В третий раз он уже зло выругался:

– Чего это ему не сидится?!

– Это он сердится, – спокойно ответила Маша. – Ты весь день ворчал, Федя. А леший не любит таких. Он сторож леса, ему не нравятся те, кто его не уважает.

Фёдор Иванович хотел возразить, но вдруг услышал – рядом, за кустом орешника, что-то зашуршало. Показалась фигура. Низенькая, с длинными руками, волосатая, как осина весной. Глаза блестят, как масляные пятна на воде. Леший. Он стоял, чуть согнувшись, и смотрел на Фёдора Ивановича с таким выражением, будто тот был каплей дождя, забежавшей не туда.

– Прошу прощения, – пробормотал Фёдор Иванович, чувствуя, как мурашки бегают у него по затылку.

Маша тихо подтолкнула его в спину.

– Отдай ему ремень, – прошептала.

– Как – ремень?! – возмутился он. – Он мне ещё от отца достался!

Но леший шагнул ближе, и воздух сразу стал холоднее.

– Хорошо, хорошо! – поспешно сказал Фёдор Иванович, расстёгивая пояс. – Держи, только не обижай нас больше!

Он положил ремень на пенёк рядом с лешим, и тот моментально исчез, будто его и не было. Только ветки слегка качнулись.

– Теперь пойдём, – сказала Маша. – Он покажет.

И действительно, одна из тропинок, самая неприметная, вдруг стала виднее. Домой Фёдор Иванович добирался, держа одной рукой штаны, а другой – корзинку с ягодами, которые собрала Маша.

На каждом шагу он подтягивал штаны, ворча:

– Ну и нелёгкая же меня понесла… Без ремня, как последний бездельник…

Но когда они сели за стол дома, он вдруг гордо заявил:

– А я, между прочим, лешего одолел! Сам уступил, испугался, наверное!
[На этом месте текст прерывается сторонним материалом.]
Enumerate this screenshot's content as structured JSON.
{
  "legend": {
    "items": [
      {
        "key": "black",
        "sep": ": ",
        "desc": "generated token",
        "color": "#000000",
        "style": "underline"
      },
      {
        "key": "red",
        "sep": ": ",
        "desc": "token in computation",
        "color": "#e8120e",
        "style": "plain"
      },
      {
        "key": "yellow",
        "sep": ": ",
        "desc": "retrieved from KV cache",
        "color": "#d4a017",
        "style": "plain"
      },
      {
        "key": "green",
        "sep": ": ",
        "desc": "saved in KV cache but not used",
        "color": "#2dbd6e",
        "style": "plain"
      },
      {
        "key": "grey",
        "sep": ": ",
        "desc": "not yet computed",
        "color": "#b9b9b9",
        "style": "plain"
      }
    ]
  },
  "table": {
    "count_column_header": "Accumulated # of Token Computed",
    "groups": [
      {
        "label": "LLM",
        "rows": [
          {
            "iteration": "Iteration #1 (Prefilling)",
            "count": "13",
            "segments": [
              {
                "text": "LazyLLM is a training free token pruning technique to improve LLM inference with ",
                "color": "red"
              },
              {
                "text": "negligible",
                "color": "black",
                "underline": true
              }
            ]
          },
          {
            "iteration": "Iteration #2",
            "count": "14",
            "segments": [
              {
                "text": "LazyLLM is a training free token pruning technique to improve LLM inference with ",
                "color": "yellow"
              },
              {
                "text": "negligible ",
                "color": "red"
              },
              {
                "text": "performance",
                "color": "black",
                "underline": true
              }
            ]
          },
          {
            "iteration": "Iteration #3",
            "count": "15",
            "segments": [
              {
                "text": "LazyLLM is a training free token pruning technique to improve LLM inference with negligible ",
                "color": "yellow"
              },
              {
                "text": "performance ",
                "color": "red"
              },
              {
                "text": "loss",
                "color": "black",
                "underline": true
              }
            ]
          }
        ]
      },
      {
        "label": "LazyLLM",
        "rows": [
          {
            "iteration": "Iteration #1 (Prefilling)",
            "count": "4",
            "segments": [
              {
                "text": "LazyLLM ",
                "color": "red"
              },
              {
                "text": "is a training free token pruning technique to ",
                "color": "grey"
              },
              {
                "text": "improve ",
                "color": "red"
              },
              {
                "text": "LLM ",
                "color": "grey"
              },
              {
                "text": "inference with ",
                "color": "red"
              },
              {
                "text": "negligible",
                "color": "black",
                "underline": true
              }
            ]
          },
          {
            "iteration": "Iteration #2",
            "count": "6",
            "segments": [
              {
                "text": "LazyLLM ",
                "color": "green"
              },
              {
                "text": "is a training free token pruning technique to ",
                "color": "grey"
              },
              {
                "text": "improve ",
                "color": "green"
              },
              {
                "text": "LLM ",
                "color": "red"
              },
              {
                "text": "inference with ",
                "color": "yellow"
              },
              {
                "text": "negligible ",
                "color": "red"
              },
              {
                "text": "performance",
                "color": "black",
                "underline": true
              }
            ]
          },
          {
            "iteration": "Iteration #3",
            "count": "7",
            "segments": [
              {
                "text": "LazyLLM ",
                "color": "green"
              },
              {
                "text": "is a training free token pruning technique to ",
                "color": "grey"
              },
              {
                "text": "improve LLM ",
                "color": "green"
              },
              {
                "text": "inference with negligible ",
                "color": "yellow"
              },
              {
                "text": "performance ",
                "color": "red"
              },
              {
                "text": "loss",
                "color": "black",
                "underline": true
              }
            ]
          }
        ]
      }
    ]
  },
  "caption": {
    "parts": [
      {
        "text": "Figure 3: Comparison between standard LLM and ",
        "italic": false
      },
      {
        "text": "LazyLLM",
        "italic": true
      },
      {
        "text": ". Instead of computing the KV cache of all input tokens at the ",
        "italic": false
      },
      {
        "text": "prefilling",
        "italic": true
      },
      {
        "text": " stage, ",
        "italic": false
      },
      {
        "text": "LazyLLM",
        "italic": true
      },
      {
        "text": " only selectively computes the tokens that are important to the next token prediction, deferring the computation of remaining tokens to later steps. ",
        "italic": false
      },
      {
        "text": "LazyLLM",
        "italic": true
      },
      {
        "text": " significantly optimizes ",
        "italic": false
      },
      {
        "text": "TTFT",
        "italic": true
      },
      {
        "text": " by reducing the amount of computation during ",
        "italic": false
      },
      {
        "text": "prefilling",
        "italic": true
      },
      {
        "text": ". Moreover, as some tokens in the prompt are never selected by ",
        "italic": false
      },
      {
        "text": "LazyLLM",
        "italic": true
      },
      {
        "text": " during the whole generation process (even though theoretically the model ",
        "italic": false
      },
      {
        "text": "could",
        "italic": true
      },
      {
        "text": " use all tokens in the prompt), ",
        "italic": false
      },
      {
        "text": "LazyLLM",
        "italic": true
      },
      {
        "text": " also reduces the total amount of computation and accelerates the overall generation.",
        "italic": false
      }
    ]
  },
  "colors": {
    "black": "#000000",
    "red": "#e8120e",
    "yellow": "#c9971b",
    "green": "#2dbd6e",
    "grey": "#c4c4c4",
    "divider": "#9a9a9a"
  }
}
Маша только головой покачала, наливая ему чаю. А за окном, казалось, кто-то тихо хмыкнул.

Неудачная рыбалка

– Эх, озеро-река, суеверия разные! – бурчал Фёдор Иванович, развалившись на берегу с удочкой. – То домовой, то леший, то теперь ещё и водяной! Яйцо ему подавай! Машенька выдала: варёное, крупное. А я что, всем должен платить? Платилка кончилась, рыба общая – ловись давай, обойдёшься без дани!

Он почистил яйцо, посолил и, сидя на берегу, довольно причмокивал. Поплавок дёрнулся. Фёдор подсёк и вытащил… траву.

– Это шутка такая? Сбор трав для бани? Я же на рыбалке, а не в аптеке!

Следующий заброс – поплавок замер, как будто обиделся. Потом всплеск! Рывок! Удочка гнётся! Сердце Фёдора замерло.

– Попалась, моя рыбка! Сейчас мы тебя. – Он начал тянуть. – Сколько лесочке ни виться, рыбке на крючочке биться.

1 Кали́тки – карельские пирожки из ржаной муки, национальное блюдо карел и вепсов.
2 Банка – доска для сидения гребцов в лодке.
3 Ке́мпер – жилой автофургон, дом на колёсах.